To a query as to why the local assemblers had not reduced the prices despite the dollar’s losing strength against the rupee, the joint secretary defended that local assemblers had not increased the prices in the last two years.

It was not possible to cut prices of cars on the basis of the dollar strength against the rupee as the assemblers had to suffer more due to the rising cost of utility bills like KESC. Even makers of Suzuki had reduced the prices by Rs30,000-40,000 few months back.

He was satisfied with the current pace of production, saying the local industry is meeting the demand spurt by raising the production.

The market has seen a boom in car sales in the last few months owing to attractive car leasing schemes and around 4,000 extra number of cars had been booked, he said. To meet the demand, the manufacturers had to manage extra inventory of kits and the vendors had geared efforts to meet the rising demand.

He said if dealers had booked a sizable number of cars then it had nothing to do with the government.

Actually there was a problem of 3,000-4,000 rich people in the country, who were in a bit hurry to get the car by paying extra amount to the dealers instead of getting the car through a proper channel. This situation had caused a stir in the market and the demand had outstripped the supplies.
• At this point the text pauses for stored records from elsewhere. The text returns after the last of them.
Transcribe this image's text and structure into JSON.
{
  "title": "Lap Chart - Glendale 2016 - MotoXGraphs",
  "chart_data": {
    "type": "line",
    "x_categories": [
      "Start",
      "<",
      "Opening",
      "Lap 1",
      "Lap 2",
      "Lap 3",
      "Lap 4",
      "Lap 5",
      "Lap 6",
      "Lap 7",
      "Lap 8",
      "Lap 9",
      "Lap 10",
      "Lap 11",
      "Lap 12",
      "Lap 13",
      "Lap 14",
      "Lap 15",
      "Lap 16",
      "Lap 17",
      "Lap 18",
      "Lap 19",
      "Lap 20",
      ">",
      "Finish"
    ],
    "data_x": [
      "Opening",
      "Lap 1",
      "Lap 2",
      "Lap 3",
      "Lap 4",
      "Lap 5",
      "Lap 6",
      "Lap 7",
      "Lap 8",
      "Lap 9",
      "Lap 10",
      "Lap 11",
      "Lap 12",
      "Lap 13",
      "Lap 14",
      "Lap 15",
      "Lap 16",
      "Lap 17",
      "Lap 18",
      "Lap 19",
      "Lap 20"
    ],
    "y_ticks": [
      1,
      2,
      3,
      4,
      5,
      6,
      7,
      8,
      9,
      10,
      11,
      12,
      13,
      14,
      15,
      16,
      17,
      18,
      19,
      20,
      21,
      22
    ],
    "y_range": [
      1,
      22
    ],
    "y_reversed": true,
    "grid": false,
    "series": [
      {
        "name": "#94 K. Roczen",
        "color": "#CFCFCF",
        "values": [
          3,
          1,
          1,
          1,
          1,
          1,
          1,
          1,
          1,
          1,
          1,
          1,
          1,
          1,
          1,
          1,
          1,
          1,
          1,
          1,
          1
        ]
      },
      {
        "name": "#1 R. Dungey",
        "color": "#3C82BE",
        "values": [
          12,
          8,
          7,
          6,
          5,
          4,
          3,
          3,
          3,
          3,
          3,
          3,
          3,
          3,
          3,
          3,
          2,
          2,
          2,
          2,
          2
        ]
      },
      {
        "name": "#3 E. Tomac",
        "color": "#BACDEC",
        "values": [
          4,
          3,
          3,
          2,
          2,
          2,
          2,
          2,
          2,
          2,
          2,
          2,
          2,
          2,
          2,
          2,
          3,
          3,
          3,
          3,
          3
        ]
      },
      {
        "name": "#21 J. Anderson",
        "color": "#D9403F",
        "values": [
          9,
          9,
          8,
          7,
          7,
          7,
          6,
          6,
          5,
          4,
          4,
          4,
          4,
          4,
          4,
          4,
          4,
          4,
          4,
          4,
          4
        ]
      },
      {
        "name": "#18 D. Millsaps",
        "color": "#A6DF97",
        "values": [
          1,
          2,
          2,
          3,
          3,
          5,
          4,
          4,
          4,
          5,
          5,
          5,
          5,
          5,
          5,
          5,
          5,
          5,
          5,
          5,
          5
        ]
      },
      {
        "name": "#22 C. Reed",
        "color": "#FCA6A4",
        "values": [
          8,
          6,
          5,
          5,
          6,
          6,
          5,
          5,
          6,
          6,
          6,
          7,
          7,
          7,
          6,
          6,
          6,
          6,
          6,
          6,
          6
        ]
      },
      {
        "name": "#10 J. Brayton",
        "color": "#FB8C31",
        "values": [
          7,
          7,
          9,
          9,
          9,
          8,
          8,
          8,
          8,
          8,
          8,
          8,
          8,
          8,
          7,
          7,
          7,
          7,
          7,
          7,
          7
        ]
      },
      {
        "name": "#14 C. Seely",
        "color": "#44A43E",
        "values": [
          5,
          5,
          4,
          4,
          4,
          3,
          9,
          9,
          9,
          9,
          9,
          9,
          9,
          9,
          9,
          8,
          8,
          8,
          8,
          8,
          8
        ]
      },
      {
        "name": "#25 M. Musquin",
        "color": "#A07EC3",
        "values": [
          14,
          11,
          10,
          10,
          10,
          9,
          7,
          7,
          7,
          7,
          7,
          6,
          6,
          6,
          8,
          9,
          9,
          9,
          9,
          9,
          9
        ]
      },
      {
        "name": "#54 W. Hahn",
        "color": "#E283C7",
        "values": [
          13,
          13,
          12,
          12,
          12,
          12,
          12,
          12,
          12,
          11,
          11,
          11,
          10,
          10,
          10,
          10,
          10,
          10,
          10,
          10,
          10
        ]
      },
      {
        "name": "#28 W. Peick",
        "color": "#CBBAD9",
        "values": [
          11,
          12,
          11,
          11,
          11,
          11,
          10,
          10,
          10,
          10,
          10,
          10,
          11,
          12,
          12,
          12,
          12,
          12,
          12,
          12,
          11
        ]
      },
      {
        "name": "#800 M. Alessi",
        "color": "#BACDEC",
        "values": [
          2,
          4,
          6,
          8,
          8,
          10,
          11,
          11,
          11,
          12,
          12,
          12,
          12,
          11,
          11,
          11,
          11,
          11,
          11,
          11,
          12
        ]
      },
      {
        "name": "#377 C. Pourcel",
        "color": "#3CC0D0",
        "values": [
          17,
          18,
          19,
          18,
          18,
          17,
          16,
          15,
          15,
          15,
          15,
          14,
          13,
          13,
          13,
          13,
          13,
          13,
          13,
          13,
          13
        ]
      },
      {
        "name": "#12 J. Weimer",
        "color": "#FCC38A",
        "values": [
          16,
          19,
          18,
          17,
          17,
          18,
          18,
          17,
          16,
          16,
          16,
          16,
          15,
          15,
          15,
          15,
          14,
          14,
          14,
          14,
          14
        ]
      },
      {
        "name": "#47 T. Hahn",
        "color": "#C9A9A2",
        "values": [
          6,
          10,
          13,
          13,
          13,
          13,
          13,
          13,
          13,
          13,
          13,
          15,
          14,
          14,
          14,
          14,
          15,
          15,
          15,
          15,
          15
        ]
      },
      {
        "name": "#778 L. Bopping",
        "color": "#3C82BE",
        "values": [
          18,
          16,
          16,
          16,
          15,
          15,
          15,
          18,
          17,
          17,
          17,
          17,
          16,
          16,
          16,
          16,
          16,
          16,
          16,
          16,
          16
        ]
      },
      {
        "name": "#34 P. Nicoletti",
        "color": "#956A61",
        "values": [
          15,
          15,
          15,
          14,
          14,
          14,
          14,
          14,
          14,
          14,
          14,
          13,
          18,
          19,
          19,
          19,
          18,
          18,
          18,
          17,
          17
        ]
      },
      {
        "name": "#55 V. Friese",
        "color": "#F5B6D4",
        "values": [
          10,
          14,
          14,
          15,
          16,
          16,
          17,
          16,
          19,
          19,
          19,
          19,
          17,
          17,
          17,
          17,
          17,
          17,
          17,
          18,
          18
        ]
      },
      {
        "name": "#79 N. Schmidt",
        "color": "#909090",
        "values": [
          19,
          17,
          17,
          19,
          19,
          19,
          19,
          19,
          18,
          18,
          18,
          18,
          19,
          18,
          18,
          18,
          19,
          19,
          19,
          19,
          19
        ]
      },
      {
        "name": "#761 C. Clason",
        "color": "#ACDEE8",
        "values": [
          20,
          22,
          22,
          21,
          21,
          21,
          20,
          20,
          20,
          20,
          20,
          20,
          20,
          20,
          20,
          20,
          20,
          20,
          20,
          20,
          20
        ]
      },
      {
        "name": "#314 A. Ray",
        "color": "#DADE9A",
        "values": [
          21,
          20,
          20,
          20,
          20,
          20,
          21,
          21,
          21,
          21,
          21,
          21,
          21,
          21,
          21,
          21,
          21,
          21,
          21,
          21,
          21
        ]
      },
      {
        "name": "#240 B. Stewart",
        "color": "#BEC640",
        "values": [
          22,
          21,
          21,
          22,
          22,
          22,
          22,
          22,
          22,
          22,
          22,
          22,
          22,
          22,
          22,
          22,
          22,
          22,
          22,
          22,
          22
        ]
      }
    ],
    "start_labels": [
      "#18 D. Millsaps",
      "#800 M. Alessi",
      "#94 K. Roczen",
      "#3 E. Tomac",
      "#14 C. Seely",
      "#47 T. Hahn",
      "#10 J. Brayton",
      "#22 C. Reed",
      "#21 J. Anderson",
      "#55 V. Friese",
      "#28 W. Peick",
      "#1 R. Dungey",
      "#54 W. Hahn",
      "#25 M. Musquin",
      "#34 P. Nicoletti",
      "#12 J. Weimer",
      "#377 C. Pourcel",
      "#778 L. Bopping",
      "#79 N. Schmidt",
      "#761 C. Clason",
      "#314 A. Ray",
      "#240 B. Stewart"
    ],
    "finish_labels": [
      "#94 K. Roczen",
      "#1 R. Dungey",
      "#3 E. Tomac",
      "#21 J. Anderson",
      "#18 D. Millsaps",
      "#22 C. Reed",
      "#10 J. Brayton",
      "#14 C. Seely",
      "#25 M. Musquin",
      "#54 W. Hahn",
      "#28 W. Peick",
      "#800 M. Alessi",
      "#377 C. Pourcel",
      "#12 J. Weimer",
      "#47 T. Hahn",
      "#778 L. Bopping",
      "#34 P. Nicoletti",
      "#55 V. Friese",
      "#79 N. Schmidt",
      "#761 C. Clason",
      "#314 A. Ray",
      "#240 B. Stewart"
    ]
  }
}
On Tuesday, a businessmen at the KCCI function had pointed out to Adviser on Finance Shaukat Aziz that the assemblers had not brought down the prices despite falling dollar against the rupee. Assemblers were demanding 100 per cent cash payment but failed to deliver the cars even in six months period.

Mr Shaukat, however, said there was no apparent justification of holding back cars for six months even after getting full cash payment.